Google's Exclusive Dealing Limits Innovation and Consumer Choice
Google has maintained and expanded its dominance in search and search advertising by imposing exclusivity restrictions on its partners.
Google has locked up as much as 90% of search syndication through its network of exclusive deals with websites, browser companies, software developers and device manufacturers. These exclusive deals help ensure that Google controls these searches and make it difficult for Google’s current and potential competitors to achieve the “scale” that could enable them to compete more effectively with Google.
Take the Android mobile operating system for example.
According to The New York Times, Android phones must adhere to a “compatibility” standard determined by Google. In an e-mail on Aug. 6, 2010, Dan Morrill, a manager in the Android group, noted in passing that it was obvious to the phone makers that “we are using compatibility as a club to make them do things we want.”
In fact, recently, Google’s tactics have come under fire. Case in point: reactions to the complaint of location technology provider Skyhook Wireless.
- “The suit accuses Google of using its Android mobile operating system to strong-arm handset manufacturers into using Google’s location technology rather than Skyhook’s. At one point, the suit says, Andy Rubin – the man who oversees Google’s Android project – told Motorola co-CEO Sanjay Jha that if the handset manufacturer didn’t drop Skyhook, Google would remove official Android support from the devices. This would mean that Motorola could not use proprietary Google services such as the Android Market.”

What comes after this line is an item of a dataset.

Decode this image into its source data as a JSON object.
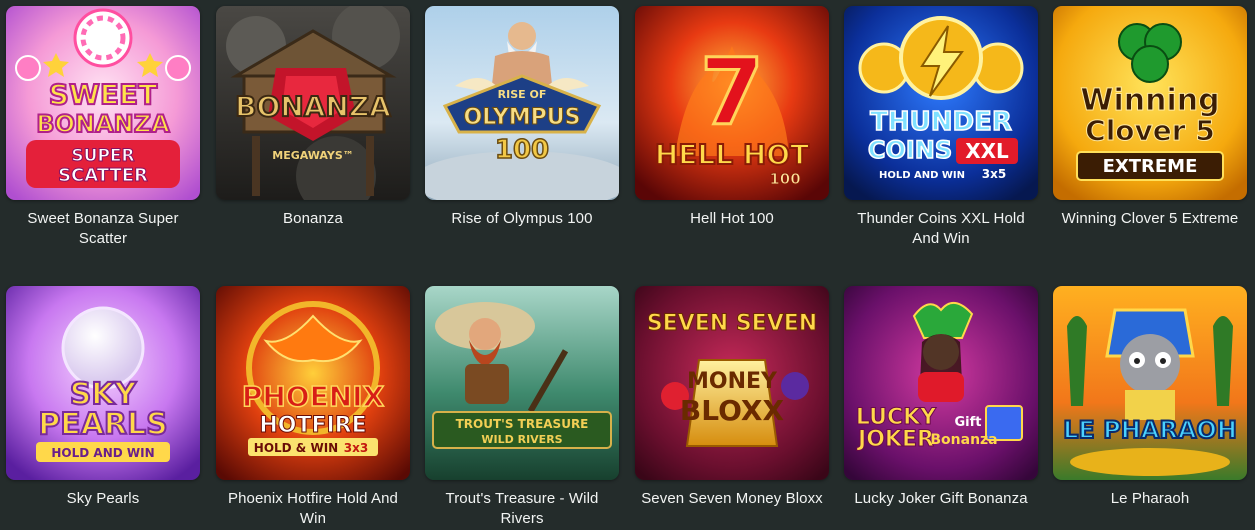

- “What Skyhook is suggesting is that Google uses its contract terms to force OEMs to bend to its will–however unpredictable that will is. The use of strong-arm tactics with Motorola also highlights that Google could choose to do the same over any other technical aspect of Android. The maneuvers remind us of the stink that kicked up when Microsoft forced Internet Explorer on the world to suppress competing browsers, or the mess caused by Intel bullying its OEM partners into ditching support for rival AMD chips in their shipping products–both events sparking multi-billion-dollar lawsuits.”
Google’s exclusionary conduct denies revenue and traffic to sites that compete with Google, hindering the ability of those sites to bring more innovative online content and better services to consumers.